From setting your own schedule to sourcing clients and being your own boss, if you’ve got the gumption to escape your office cubicle, it can be a rewarding and challenging process.

But how can you do it in Abu Dhabi? We ask an expert.

Knowing the law

“Here in the UAE, we’re starting to see the global freelancing trend develop,” says Bernard Lee, entrepreneur and founder of co-working space GlassQube.

“This is an oil-driven economy. When the market goes down, companies have to downsize, and some people decide to freelance out of necessity.”

However, freelancing in the UAE isn’t as simple as declaring yourself open for business, and knowing the legalities is just as important as your big idea.

The first thing you’re going to need is a trade licence from the Department of Economic Development, which can leave you out of pocket before you’ve earned your first dirham.

“The UAE has a lot of challenges that don’t exist in other markets such as the US or UK,” explains Bernard.

“Licencing is critical in that regard,” he adds. “The legal framework can be a very expensive and confusing process; you’ll also need a visa or a visa sponsor.”

Costing up to AED 20,000, it can seem an expensive start to your new career, but getting legally licenced is an unavoidable step.

Depending on your industry, this process can be simplified by heading to a dedicated service like GlassQube, or freezone such as twofour54, which is a hub for media and entertainment professionals.

Licence requirements will change depending on what type of business you’re opening and where you’re opening it, so be sure to do your research.

Marketing yourself

Once the practicalities are done, as the face of your business, you’re going to want to market yourself and build up a client base.

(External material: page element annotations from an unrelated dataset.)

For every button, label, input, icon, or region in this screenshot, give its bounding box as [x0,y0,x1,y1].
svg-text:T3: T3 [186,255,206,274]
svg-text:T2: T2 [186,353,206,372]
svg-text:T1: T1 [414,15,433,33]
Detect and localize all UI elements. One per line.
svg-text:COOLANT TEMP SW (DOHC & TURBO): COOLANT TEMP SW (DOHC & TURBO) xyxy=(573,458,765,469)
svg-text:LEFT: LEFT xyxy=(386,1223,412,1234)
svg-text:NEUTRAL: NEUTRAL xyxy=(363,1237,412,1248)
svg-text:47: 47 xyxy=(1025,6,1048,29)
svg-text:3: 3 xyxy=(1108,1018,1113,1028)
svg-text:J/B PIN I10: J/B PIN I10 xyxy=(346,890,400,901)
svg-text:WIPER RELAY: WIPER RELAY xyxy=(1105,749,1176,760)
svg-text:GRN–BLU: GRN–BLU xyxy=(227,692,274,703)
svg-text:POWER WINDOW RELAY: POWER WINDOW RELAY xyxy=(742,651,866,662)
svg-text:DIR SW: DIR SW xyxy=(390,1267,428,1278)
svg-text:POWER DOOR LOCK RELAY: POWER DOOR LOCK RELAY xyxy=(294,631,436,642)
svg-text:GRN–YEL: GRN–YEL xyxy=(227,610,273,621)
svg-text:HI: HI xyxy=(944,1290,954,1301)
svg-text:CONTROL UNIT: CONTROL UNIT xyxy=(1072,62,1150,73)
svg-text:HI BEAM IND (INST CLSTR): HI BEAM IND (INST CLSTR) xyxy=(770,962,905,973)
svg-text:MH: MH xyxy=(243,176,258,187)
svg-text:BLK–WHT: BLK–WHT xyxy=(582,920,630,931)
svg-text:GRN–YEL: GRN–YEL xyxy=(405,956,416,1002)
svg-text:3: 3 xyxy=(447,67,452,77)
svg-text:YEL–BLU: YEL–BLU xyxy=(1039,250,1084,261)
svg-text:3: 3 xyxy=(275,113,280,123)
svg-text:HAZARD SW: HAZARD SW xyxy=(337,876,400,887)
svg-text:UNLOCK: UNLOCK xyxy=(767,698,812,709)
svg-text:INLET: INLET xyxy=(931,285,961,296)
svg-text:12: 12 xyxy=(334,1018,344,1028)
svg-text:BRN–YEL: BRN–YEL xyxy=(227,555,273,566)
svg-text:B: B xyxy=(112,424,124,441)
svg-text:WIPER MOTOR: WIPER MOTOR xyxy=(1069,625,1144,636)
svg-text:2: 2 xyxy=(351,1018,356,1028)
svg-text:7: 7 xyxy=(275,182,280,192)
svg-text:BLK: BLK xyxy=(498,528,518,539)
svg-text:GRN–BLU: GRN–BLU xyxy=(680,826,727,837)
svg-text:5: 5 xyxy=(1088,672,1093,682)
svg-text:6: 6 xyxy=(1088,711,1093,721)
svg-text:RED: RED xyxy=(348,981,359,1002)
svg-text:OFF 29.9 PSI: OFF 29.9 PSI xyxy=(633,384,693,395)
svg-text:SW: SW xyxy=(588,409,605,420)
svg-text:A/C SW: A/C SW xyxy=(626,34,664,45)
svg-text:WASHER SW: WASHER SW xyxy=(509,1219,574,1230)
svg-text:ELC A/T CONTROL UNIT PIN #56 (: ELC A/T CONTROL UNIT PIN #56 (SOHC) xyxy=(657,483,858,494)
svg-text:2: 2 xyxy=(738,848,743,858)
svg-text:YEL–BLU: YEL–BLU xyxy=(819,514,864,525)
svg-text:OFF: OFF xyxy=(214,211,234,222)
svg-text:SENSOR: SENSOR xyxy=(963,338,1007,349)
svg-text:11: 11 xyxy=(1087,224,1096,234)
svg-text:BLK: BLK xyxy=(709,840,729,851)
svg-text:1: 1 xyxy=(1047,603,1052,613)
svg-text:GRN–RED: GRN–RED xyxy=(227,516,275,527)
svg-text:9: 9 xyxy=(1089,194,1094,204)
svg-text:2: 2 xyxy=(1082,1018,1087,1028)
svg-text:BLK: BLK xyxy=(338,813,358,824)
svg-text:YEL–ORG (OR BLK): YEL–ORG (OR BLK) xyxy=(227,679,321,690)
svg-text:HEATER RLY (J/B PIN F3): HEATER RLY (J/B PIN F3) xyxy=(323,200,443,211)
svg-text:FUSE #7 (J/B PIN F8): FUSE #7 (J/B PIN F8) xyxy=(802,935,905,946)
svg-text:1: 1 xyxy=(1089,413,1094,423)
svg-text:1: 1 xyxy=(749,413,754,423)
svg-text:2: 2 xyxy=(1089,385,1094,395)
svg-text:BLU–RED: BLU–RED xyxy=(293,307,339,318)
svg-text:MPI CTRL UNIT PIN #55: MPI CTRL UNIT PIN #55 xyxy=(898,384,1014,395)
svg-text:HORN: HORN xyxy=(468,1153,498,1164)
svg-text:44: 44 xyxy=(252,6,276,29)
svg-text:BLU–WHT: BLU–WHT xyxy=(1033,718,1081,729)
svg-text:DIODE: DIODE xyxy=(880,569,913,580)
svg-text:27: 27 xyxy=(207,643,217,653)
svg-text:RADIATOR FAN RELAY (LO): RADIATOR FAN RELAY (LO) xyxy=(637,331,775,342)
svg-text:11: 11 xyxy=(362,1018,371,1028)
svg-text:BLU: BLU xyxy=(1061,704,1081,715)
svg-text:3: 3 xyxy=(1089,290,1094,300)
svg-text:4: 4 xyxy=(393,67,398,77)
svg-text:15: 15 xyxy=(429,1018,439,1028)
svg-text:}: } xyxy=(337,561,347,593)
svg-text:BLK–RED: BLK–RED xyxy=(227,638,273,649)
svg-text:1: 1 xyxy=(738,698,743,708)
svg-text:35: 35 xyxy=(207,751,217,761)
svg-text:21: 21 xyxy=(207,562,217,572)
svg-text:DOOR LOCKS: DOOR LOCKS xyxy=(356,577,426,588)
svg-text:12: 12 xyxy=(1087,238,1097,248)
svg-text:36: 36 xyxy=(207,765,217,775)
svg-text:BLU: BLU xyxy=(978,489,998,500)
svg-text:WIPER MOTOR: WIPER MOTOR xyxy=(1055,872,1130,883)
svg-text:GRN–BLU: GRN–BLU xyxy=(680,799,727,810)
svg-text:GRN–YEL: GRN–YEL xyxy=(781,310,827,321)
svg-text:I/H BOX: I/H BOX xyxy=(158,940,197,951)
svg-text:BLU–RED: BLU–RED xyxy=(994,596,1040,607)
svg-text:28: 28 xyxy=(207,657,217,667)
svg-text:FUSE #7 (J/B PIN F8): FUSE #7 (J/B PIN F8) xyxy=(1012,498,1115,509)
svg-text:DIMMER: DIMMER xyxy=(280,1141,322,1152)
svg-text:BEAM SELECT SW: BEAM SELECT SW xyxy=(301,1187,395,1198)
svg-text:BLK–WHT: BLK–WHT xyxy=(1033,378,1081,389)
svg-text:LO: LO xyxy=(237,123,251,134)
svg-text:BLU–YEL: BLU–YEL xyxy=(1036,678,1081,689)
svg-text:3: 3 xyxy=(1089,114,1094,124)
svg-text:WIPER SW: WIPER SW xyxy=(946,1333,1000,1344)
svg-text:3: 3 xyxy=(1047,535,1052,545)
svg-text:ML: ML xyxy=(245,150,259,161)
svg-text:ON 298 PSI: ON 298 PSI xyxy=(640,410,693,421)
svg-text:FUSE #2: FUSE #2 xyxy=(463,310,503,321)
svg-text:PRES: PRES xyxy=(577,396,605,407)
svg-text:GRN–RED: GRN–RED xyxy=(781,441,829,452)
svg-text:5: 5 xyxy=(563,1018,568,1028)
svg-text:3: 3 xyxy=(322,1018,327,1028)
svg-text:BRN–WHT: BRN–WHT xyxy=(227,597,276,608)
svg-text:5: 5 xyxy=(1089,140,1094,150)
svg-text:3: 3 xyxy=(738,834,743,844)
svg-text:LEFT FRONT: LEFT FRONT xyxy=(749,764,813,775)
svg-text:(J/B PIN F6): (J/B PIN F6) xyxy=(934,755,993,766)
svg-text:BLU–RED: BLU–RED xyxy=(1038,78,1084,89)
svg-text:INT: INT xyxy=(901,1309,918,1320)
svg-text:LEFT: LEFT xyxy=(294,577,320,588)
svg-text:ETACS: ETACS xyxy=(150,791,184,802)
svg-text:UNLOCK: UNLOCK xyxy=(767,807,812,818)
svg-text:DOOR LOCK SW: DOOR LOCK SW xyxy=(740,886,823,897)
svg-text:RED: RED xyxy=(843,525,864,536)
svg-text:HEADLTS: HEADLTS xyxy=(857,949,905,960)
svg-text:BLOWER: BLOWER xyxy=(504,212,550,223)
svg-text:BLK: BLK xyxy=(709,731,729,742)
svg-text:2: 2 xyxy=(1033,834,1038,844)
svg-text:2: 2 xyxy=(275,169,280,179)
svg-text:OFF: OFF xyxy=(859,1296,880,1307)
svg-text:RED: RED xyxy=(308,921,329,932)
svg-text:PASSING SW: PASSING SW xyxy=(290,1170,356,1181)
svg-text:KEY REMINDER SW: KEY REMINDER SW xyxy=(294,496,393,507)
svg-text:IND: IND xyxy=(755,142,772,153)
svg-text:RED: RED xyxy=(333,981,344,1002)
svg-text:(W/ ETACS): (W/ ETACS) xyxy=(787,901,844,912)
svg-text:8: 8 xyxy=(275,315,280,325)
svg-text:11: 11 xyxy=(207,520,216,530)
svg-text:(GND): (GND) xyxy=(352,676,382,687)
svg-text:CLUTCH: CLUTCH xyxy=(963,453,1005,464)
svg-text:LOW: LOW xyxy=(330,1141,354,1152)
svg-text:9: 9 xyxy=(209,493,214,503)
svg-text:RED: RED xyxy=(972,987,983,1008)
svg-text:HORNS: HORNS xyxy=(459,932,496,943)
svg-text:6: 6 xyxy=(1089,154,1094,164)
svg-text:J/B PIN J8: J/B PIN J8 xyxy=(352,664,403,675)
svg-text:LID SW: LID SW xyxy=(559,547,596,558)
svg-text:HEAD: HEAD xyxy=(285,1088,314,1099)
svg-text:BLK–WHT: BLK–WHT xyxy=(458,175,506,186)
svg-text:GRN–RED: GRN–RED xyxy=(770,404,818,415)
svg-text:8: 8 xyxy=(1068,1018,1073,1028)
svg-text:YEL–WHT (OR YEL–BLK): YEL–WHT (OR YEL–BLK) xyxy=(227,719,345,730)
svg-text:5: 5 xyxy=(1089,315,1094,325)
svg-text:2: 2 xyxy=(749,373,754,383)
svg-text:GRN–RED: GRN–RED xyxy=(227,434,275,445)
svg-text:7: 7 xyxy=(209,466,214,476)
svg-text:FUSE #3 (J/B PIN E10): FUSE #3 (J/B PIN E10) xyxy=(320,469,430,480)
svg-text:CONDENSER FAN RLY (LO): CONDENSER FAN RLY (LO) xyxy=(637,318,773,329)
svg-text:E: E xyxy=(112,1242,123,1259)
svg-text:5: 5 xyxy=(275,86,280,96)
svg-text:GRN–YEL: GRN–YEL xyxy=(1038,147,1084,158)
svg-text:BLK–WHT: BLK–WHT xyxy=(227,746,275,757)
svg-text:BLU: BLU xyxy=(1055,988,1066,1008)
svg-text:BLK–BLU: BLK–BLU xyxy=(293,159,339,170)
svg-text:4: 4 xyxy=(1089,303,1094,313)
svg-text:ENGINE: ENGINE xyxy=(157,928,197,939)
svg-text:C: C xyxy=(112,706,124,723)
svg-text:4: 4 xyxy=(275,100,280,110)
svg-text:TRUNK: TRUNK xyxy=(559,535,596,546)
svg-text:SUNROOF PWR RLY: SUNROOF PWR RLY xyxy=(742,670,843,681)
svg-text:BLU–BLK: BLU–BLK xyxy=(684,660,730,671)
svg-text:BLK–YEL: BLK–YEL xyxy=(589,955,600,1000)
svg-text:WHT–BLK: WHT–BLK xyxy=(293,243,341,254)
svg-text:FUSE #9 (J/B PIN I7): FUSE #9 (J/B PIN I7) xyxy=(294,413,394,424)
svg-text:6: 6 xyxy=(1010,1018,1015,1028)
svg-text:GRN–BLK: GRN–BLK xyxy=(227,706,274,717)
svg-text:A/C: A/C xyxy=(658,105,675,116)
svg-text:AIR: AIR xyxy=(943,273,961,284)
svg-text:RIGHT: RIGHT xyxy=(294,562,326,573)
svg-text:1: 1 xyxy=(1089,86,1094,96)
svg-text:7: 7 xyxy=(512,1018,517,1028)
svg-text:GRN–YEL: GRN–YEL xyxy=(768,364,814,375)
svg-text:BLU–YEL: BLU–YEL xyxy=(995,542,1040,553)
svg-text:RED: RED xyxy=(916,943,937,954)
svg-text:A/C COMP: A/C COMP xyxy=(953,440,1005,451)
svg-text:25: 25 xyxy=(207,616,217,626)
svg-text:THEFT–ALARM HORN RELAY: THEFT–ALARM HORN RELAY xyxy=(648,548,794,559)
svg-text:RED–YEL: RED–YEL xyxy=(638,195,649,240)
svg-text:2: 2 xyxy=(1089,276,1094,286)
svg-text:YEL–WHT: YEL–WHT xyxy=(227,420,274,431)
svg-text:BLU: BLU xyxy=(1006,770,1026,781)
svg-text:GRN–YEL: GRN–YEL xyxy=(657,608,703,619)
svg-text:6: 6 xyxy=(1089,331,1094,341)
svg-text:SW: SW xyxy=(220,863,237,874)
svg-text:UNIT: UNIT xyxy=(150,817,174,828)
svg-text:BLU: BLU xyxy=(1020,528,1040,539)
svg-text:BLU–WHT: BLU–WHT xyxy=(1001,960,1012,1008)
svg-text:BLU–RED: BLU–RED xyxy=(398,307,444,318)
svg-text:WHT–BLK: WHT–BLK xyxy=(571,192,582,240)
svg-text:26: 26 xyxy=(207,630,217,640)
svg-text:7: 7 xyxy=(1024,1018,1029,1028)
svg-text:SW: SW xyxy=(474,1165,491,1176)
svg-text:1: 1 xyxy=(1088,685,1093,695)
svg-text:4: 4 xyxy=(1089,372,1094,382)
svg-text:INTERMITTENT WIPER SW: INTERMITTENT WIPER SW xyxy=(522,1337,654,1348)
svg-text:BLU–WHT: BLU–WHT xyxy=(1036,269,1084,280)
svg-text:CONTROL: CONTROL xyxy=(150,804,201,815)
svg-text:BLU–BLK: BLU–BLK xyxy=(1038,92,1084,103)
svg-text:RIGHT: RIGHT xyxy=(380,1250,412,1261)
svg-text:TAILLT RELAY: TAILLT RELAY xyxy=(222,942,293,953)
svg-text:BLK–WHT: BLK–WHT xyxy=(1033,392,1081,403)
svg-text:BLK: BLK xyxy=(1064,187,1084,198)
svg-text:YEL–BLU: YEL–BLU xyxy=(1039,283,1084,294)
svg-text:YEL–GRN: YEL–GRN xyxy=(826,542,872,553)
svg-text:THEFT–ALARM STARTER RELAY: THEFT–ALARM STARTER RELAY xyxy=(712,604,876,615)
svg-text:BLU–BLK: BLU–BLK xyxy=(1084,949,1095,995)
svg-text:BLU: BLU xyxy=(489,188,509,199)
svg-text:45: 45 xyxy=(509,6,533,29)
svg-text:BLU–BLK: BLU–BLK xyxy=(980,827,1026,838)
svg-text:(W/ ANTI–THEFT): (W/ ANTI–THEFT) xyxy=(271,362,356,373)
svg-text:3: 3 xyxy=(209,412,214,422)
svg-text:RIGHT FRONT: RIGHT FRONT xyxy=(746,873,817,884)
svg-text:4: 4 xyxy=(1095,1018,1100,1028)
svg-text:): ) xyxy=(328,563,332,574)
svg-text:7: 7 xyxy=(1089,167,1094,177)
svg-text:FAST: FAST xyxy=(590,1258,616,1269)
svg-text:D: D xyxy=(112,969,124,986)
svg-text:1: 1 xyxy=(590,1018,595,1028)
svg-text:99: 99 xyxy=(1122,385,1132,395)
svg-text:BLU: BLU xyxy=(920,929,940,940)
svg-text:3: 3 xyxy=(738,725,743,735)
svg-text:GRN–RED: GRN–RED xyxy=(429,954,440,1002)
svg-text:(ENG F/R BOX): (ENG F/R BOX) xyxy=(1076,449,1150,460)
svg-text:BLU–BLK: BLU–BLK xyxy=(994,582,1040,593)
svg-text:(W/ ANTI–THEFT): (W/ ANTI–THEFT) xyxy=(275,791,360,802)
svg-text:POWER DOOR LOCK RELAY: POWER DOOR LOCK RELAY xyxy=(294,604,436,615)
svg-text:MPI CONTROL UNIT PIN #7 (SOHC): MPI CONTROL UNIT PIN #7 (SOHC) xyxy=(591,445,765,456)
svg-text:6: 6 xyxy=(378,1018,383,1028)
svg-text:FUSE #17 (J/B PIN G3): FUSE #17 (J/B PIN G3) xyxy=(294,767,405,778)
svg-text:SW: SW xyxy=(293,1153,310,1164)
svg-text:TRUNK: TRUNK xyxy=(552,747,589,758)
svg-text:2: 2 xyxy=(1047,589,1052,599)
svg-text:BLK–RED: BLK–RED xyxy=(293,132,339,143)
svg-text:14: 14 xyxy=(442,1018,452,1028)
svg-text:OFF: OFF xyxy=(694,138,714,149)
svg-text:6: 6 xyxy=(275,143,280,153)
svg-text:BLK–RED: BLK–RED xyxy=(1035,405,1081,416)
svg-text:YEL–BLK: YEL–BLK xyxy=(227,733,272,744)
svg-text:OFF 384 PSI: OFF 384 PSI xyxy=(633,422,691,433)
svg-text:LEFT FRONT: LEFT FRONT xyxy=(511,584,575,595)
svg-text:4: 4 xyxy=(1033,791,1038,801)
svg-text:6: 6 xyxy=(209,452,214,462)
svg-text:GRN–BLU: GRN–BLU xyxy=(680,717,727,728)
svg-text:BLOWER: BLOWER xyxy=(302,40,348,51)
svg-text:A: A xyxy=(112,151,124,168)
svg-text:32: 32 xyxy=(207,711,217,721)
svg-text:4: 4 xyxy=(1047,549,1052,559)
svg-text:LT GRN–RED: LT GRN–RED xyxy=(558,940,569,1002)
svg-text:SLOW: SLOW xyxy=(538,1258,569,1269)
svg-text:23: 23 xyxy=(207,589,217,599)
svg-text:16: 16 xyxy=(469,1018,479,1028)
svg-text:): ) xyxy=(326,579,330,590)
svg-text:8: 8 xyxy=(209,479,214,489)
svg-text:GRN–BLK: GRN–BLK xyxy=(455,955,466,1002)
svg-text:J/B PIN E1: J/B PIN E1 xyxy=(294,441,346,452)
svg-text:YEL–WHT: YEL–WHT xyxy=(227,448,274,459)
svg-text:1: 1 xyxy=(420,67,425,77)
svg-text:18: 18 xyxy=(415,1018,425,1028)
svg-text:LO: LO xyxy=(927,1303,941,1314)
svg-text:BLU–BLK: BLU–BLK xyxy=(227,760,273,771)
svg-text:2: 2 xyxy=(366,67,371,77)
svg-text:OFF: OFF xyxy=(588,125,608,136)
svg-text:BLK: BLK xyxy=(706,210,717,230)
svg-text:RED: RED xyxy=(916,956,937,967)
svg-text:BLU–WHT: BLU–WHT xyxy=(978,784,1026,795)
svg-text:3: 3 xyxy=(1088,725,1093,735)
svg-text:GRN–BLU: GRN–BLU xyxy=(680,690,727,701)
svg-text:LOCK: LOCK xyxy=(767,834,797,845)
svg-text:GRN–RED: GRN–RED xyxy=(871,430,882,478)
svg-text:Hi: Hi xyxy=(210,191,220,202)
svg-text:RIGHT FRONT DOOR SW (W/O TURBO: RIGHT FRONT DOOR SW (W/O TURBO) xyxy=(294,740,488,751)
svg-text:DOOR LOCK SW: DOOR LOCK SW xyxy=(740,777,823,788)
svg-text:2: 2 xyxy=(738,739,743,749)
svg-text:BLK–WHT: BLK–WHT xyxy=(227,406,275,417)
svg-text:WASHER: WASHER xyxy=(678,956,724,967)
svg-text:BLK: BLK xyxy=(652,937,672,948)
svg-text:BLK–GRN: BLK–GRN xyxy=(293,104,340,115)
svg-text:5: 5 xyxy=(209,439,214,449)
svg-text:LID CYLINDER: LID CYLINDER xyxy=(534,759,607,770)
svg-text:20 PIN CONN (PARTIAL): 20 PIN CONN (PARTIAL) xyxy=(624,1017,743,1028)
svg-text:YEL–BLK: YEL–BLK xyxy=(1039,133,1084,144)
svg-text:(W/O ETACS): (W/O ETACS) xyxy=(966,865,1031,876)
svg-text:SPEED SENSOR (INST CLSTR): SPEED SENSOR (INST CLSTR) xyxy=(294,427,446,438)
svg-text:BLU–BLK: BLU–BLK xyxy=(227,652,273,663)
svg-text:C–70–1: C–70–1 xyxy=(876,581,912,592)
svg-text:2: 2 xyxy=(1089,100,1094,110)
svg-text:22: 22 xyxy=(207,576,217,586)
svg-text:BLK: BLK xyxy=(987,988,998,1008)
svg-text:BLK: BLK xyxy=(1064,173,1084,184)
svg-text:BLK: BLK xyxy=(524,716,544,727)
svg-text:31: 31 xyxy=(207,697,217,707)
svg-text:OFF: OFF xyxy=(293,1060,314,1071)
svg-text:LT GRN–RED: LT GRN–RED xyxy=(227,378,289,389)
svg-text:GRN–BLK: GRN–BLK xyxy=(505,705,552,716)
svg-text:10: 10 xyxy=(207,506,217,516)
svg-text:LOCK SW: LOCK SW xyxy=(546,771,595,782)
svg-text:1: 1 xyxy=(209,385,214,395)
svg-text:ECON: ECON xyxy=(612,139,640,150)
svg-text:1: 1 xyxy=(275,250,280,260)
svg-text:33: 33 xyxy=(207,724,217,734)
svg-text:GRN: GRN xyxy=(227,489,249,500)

“Marketing yourself depends on your background and where you come from,”                  Bernard comments.

“The most successful freelancers are those that have been successful in their previous industry and bring with them a portfolio of clients who know their work.

“But if you’re a teacher and you decide to be a freelance graphic designer, that’s a harder road to go down. You’re starting from scratch at every level.”

So how can you build your network? Get out there, says Bernard.

“In the digital age, social media is very important, but you also have to get yourself out there and network. You’ll never build your network in Starbucks,” he emphasises. “Your contact book is your currency.

“Whether it’s shaking someone’s hand, making a phone call or posting on social media, you need to build your brand over time – and ultimately, you need to deliver an excellent service or product,” he adds.

Going it alone

So you’ve made the leap, and now you’re on your own, free to make your own money – and mistakes.

“The benefits of freelancing speak for themselves; you’re self-employed, you don’t have to drag yourself to the office and you’re your own boss,” says Bernard.

“There is some truth to that, but it’s much more nuanced. You’re literally eating what you kill,” he laughs. “You’re fully responsible for your own destiny, and that can be very exciting, but also it can be tremendously stressful.

“One of the biggest mistakes I see people make is working in isolation and being focused on every last dirham,” Bernard reflects. “You need to bounce ideas off people and engage with peers in your community, and be stimulated from people across sectors.”

At the end of the day, Bernard says that it’s best to dip a toe in the water before going in all guns blazing.

“Test your idea and ability,” he notes. “It’s always prudent to know what you’re getting yourself into. Be smart about the speed and depth as to how you commit yourself.”